Путь с войны. Максим Касмалинский
Чтение книги онлайн.
Читать онлайн книгу Путь с войны - Максим Касмалинский страница 21
3.
Кружевная тень от кроны одинокого дерева накрывала усохший холмик. Ырысту Бардин стянул с головы пилотку и встал на колени.
Небольшое поле было именно полем. Возможным сенокосом или пастбищем. Не тем, чем было еще в марте – не полем боя. Ырысту достал нож и взрезал бок бугорка. Вытер лезвие о рукав. Глина пахла гнилью.
Бардин вынул из кармана бумажный треугольник, из складок которого посыпались крошки махорки и хлеба. На самодельном конверте поверх имени адресата – сержант Константин Мизандали – штамп военной цензуры. Ырысту опустил письмо в бороздку на холмике и произнес:
– Я не читал.
Потом он долго стоял на коленях. Так неподвижно, что юркий птенец, не распознав в Ырысту человека, выпорхнул из свежей листвы, и начал клевать крошки с земли, поскребывая крылышком по голенищу.

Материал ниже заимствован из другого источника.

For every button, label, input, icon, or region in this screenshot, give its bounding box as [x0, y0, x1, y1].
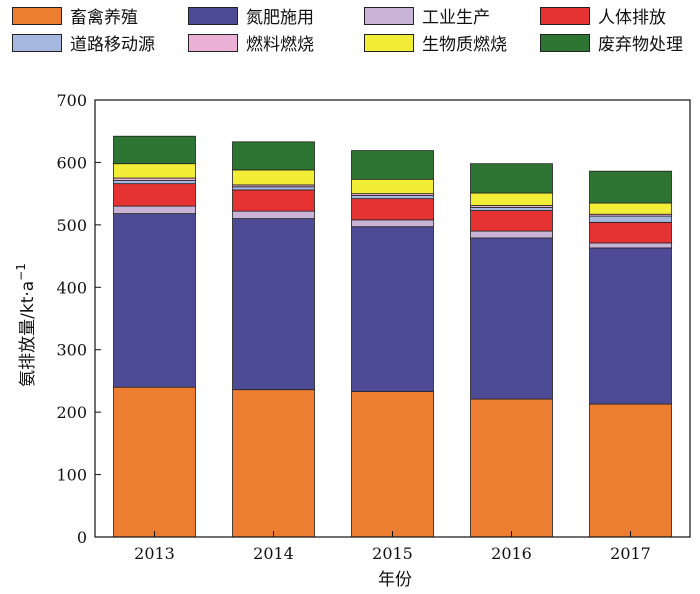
- bar-segment: [113, 183, 196, 207]
- legend-item: 燃料燃烧: [188, 29, 364, 56]
- bar-segment: [470, 192, 553, 206]
- legend-label: 废弃物处理: [598, 35, 683, 55]
- y-tick-label: 0: [77, 528, 87, 547]
- bar-segment: [589, 221, 672, 244]
- y-tick-label: 600: [56, 153, 87, 172]
- legend-label: 畜禽养殖: [70, 8, 138, 28]
- legend-label: 道路移动源: [70, 35, 155, 55]
- bar-segment: [589, 242, 672, 249]
- legend-swatch: [12, 6, 62, 25]
- x-axis-label: 年份: [378, 570, 412, 590]
- legend-item: 人体排放: [540, 2, 700, 29]
- x-tick-label: 2017: [610, 544, 651, 563]
- y-tick-label: 700: [56, 91, 87, 110]
- bar-segment: [470, 206, 553, 211]
- bar-segment: [351, 150, 434, 180]
- legend-swatch: [188, 33, 238, 52]
- bar-segment: [470, 237, 553, 400]
- bar-segment: [113, 213, 196, 388]
- legend-item: 氮肥施用: [188, 2, 364, 29]
- bar-segment: [589, 170, 672, 204]
- bar-segment: [113, 205, 196, 215]
- bar-segment: [589, 403, 672, 538]
- bar-segment: [351, 391, 434, 538]
- bar-segment: [589, 202, 672, 215]
- y-tick-label: 400: [56, 278, 87, 297]
- legend-swatch: [364, 6, 414, 25]
- bar-segment: [232, 141, 315, 171]
- bar-segment: [470, 398, 553, 538]
- legend-swatch: [540, 6, 590, 25]
- x-tick-label: 2013: [134, 544, 175, 563]
- bar-segment: [351, 178, 434, 195]
- bar-segment: [113, 163, 196, 179]
- legend-item: 畜禽养殖: [12, 2, 188, 29]
- legend: 畜禽养殖 氮肥施用 工业生产 人体排放道路移动源 燃料燃烧 生物质燃烧 废弃物处理: [12, 2, 700, 60]
- x-tick-label: 2014: [253, 544, 294, 563]
- legend-label: 工业生产: [422, 8, 490, 28]
- bars-group: [113, 135, 672, 538]
- bar-segment: [470, 163, 553, 194]
- legend-swatch: [12, 33, 62, 52]
- bar-segment: [232, 186, 315, 191]
- legend-swatch: [540, 33, 590, 52]
- legend-label: 人体排放: [598, 8, 666, 28]
- legend-label: 生物质燃烧: [422, 35, 507, 55]
- bar-segment: [470, 230, 553, 239]
- legend-label: 燃料燃烧: [246, 35, 314, 55]
- legend-item: 生物质燃烧: [364, 29, 540, 56]
- bar-segment: [470, 210, 553, 232]
- bar-segment: [351, 219, 434, 228]
- bar-segment: [232, 210, 315, 220]
- bar-segment: [589, 247, 672, 405]
- y-tick-label: 300: [56, 341, 87, 360]
- legend-item: 道路移动源: [12, 29, 188, 56]
- bar-segment: [113, 180, 196, 185]
- bar-segment: [113, 386, 196, 538]
- bar-segment: [232, 189, 315, 212]
- axes-group: 2013 2014 2015 2016 2017 0 100 200 300 400 500 600 7…: [56, 91, 691, 563]
- y-axis-label-exponent: −1: [14, 263, 28, 281]
- bar-segment: [232, 389, 315, 538]
- legend-item: 废弃物处理: [540, 29, 700, 56]
- legend-swatch: [188, 6, 238, 25]
- y-tick-label: 200: [56, 403, 87, 422]
- y-axis-label: 氨排放量/kt·a−1: [14, 263, 38, 387]
- y-tick-label: 500: [56, 216, 87, 235]
- bar-segment: [232, 169, 315, 186]
- bar-segment: [232, 218, 315, 391]
- bar-segment: [589, 215, 672, 223]
- y-tick-label: 100: [56, 466, 87, 485]
- bar-segment: [351, 198, 434, 221]
- x-tick-label: 2016: [491, 544, 532, 563]
- legend-item: 工业生产: [364, 2, 540, 29]
- legend-label: 氮肥施用: [246, 8, 314, 28]
- bar-segment: [351, 195, 434, 200]
- legend-swatch: [364, 33, 414, 52]
- bar-segment: [113, 135, 196, 165]
- bar-segment: [351, 226, 434, 392]
- plot-frame: [94, 99, 691, 538]
- x-tick-label: 2015: [372, 544, 413, 563]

Ырысту кашлянул, птичка испуганно взлетела на ветку. Солдат полез в вещмешок, достал узелок, в котором хранил ордена и медали. Выбрав случайно один кругляшок, оторвал колодку. Закопал медальон туда же, к письму.
– Так, однако, правильно будет, – сказал в пустоту.
В узелке среди советских наград хранилась немецкая – рыцарский крест, выглядел он солидно, веяло средневековьем, турнирами, битвами.
Тевтонцы, подумал Ырысту. Надо же, рыцари! Для кого целый Гейне книжки писал? Сказано: кретин, тот, кто собственное ничтожество прикрывает геройством предков. Или что там еще? Сии радикальные звери – безбожники, чуждые вере.
Ырысту бросил немецкий крест куда подальше. В немецкую траву. Там ему место. Полевая трава была незнакомой. Ерунда какая-то растет. Где мать-и-мачеха? Одуванчики где?
Одуванчиков тут нет. Но здешние стебли питаются в такой же земле, тянутся к этому же солнцу. Или дерево взять. Оно замерзнет зимой, окаменеет, стоит себе в гордой изоляции, скрипит, заходится в своем древесном патриотизме: я, дескать, уникальный в своем роде тополь. Тополь это не лес, не роща. Он потомок и преемник баобаба.
А потом оттает земля, побегут подземные соки, тополек корнями вопьется в водоносные слои… Оживут ветви, зазеленеют листочки. Все деревья корнями в одной земле. И тополь сообразит, что он и роща и бор. На худой конец, парк. И все деревья, товарищ очевидность, это и есть общий, всемирный лес.
А люди? И как бы все понятно, но тоже скажут: банальность! Слюни гуманистов. Ты им: все люди – братья. А они: а вот ни хрена, на свой-чужой рассчитайсь! А потом лежит уроженец Кавказа в германской земле.
Ырысту вытер шею пилоткой.
– Как ты и завещал, Котэ, не будем плакать, – шепнул он.